Беседа проходила слишком быстро, напоминая игру с мячом. Один эльф отбивал его в сторону другого, ускоряя темп, и ведьмачка не успевала уследить за каждым пасом. Исход игры зависел лишь от ее подачи, и нужный ответ возложил бы победу на алтарь одного из эльфийских верховодцев. Девушка все еще чувствовала на своей щеке след чужой ладони, сжимала пальцы, не зная, чего от нее ждут, не ведая, что следует сказать.
– Или ты хочешь остаться здесь? – спросил Аваллак’х, терпеливо выжидая.
О, вопрос он задал верный. Хочет? Нет, конечно же – нет, и Знающий должен был догадаться. Цири не хотелось ни завтрака, ни обеденного зала, ни замка эльфийского короля, ей хотелось лишь вернуться домой, переплыть ту чертову реку и исчезнуть, затеряться в чужих мирах, чтобы средь их множества отыскать свой, отнятый. Ей хотелось покончить с долгом, не ею обещанным, ей хотелось забыть произошедшее, забыть эти зеленые глаза, скрывающие за собой боль, злость и порок, зов плоти, песнь ликующего тщеславия…
Король молчал. Он мог бы ответить за нее, мог предостеречь Ласточку, недвусмысленно намекнуть, какой ответ ждет, но сдержался. Эльф лишь следил за тонкой усмешкой Знающего, уверенного в благоприятном исходе дела. Цири не смотрела ни на того, ни на другого, поднимаясь с места.
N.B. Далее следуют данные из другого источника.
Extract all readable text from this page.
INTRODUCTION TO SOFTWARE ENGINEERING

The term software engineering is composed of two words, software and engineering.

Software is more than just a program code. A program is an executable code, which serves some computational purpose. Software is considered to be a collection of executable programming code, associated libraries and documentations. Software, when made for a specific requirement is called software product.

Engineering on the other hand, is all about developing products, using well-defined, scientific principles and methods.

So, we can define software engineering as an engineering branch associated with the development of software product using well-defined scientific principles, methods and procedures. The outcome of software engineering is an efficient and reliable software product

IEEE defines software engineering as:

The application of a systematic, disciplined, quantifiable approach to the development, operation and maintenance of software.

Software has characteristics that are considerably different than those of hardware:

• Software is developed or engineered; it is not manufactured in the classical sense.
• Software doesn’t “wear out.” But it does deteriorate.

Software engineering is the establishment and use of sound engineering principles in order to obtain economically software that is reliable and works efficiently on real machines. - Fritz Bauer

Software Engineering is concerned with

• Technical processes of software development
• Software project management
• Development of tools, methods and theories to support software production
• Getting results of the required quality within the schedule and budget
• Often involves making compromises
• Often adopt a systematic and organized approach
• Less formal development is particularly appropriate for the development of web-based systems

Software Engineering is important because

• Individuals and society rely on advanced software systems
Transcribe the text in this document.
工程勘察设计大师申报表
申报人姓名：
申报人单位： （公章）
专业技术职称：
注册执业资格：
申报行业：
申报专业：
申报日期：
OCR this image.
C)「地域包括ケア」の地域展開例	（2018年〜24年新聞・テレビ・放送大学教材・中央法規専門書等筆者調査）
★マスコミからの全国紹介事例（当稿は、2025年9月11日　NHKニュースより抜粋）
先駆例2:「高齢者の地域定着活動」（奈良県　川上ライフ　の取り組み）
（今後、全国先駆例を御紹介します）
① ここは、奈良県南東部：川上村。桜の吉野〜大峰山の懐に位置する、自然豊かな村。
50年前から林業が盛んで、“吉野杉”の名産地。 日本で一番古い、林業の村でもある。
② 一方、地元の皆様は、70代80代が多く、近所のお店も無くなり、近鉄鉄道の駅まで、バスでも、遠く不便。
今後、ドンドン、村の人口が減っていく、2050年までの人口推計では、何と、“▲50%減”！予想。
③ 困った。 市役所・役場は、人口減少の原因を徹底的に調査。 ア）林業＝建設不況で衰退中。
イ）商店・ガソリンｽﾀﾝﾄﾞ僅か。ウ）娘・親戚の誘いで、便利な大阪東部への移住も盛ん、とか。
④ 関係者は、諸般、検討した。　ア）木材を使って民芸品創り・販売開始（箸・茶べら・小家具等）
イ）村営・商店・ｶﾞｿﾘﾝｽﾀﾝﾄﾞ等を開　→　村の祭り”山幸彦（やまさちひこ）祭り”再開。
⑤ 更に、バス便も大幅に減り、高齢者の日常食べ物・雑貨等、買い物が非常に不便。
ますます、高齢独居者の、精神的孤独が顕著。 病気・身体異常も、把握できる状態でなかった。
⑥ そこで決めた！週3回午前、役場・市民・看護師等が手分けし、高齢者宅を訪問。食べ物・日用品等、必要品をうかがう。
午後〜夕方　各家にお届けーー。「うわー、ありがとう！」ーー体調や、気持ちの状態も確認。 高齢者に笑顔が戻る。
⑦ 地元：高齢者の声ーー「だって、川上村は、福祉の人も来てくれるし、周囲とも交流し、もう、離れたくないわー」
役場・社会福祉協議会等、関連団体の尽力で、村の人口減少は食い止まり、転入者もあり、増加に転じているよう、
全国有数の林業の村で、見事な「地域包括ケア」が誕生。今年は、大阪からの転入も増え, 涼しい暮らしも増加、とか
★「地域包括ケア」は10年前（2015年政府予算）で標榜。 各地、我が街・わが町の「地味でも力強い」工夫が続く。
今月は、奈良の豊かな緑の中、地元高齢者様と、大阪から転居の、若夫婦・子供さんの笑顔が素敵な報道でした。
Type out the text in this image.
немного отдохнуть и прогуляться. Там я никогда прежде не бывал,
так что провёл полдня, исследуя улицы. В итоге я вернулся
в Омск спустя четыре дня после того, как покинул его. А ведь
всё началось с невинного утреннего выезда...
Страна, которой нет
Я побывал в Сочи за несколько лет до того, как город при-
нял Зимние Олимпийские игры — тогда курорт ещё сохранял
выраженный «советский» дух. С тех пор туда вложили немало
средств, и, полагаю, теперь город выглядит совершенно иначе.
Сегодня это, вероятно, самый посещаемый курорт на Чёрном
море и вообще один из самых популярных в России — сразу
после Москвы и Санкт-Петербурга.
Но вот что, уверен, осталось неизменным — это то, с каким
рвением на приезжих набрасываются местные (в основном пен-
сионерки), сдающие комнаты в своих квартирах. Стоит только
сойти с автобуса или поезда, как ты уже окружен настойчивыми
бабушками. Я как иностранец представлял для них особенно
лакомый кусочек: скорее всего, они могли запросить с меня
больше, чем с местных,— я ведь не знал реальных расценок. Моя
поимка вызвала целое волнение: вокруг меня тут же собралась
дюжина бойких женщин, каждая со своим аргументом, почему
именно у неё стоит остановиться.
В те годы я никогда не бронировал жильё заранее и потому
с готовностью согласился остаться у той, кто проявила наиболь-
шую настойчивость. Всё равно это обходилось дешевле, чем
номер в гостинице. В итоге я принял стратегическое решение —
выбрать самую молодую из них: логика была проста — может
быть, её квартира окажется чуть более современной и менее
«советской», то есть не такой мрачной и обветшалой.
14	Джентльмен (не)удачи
– Быстрее начнем – быстрее закончим, – произнесла она севшим голосом, понимая, что общество лицемерного Аваллак’ха сейчас будет ей приятнее.
– Я заберу тебя через пару часов, – бесцветно заметил король, поднимаясь следом. – Креван… Она не поела.
– Нельзя заставить ее есть специально. Да и это нам только на руку, пустой желудок не будет мешать.
========== 8. В лапах дурмана ==========
Память – вещь интересная, никогда не знаешь, чего от нее ожидать. Одни воспоминания хранятся в черепной коробке всю жизнь, некоторые складываются где-то у сердца, другие – тут же выкидываются за ненадобностью и исчезают в небытии. Сейчас Цирилла не могла вспомнить лица родителей, те, что были изображены на картине, висевшей над ее старой кроватью, она не могла вспомнить голоса старой Львицы, полного имени бабушки, свой утерянный титул…
Среди забытого оказалась и мрачная пыльная дорога, ведущая в пропахшую неизвестным Цири химикатом лабораторию Знающего. Девушка не помнила ни коридора, ни стены, что на самом деле не была цельной, она слепо шла вперед, опираясь на жесткую руку эльфа.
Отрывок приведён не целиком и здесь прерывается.